Almost all the supercomputers on the list (97.8 percent) are powered by main processors with eight or more cores and more than half (53.2 percent) have over 16 cores. The vast majority of chips in the Top500 list are Intel’s Xeon or Xeon Phi processors, which power 464 of the systems, with the remainder being IBM Power or AMD Opteron CPUs.
Accelerators are used in 110 TOP500 systems, a slight increase from the 101 accelerated systems in the November 2017 lists. Nvidia GPUs are the most popular accelerators, present in 98 of these systems, including five of the top 10: Summit, Sierra, ABCI, Piz Daint, and Titan. Seven systems are equipped with Xeon Phi coprocessors; PEZY accelerators are used in four systems; and the Matrix-2000 coprocessor is used in a single machine, the upgraded Tianhe-2A. An additional 20 systems use Xeon Phi as the main processing unit. HPE was the dominant system vendor, with 144 of its systems in the top 500, while Cray leads in the performance stakes, representing 21.4 percent of the list’s total performance.
Ethernet, 10G or faster, is now used in 247 systems, up from 228 six months ago. InfiniBand is found on 139 systems, down from 163 on the previous list. Intel’s Omni-Path technology is in 38 systems, slightly up from 35 six months ago.

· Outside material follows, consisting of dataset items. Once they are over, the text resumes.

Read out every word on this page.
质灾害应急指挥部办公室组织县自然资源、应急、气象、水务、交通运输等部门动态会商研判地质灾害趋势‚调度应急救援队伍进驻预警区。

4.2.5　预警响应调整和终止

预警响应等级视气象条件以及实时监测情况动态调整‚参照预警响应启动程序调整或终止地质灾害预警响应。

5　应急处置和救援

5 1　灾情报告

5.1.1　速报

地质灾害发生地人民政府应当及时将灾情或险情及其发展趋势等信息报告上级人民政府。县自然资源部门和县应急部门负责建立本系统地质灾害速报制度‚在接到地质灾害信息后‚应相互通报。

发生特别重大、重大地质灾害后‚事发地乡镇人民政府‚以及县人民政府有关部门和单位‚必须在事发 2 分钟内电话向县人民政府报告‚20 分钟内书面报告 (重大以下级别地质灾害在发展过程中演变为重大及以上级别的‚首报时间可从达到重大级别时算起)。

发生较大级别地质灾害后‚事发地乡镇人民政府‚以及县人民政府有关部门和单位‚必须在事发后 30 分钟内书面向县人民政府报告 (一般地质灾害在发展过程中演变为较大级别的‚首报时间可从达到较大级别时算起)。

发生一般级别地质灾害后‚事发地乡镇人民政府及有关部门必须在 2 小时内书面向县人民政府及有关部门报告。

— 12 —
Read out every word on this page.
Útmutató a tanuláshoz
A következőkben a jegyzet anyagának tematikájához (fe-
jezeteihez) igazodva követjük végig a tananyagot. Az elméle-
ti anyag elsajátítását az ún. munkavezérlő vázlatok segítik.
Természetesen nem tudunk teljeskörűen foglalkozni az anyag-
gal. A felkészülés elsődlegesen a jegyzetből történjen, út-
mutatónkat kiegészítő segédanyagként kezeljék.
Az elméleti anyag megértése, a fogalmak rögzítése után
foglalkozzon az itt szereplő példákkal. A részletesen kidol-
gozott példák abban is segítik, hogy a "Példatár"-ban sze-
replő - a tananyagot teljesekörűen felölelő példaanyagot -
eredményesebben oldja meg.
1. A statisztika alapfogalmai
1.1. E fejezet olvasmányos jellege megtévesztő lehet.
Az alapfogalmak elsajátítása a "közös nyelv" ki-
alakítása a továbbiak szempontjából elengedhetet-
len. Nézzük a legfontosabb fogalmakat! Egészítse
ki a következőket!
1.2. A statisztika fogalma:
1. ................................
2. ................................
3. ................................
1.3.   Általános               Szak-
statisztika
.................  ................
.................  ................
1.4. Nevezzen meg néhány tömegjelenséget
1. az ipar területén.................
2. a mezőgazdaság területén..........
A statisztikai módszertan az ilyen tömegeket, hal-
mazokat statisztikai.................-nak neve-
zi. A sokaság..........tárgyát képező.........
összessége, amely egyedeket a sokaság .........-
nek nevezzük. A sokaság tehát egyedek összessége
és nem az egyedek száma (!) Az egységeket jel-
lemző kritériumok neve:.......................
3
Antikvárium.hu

Most of the world’s fastest 500 supercomputers run Linux-based operating systems.
The race for the best supercomputer is about more than just power and processing speed. Energy efficiency is also a critical element that should be a large consideration in high performance computing (HPC), said Natalie Bates, one of leaders of the Energy Efficient High Performance Computing Working Group (EE HPC WG).
The next generation of systems being designed today will consume 30-50MW (vs. 5-15MW systems we run today). Energy efficiency and power management will be key to reduce operating costs. A major focus will be to select the right hardware architecture to provide the most energy efficient computing for different applications.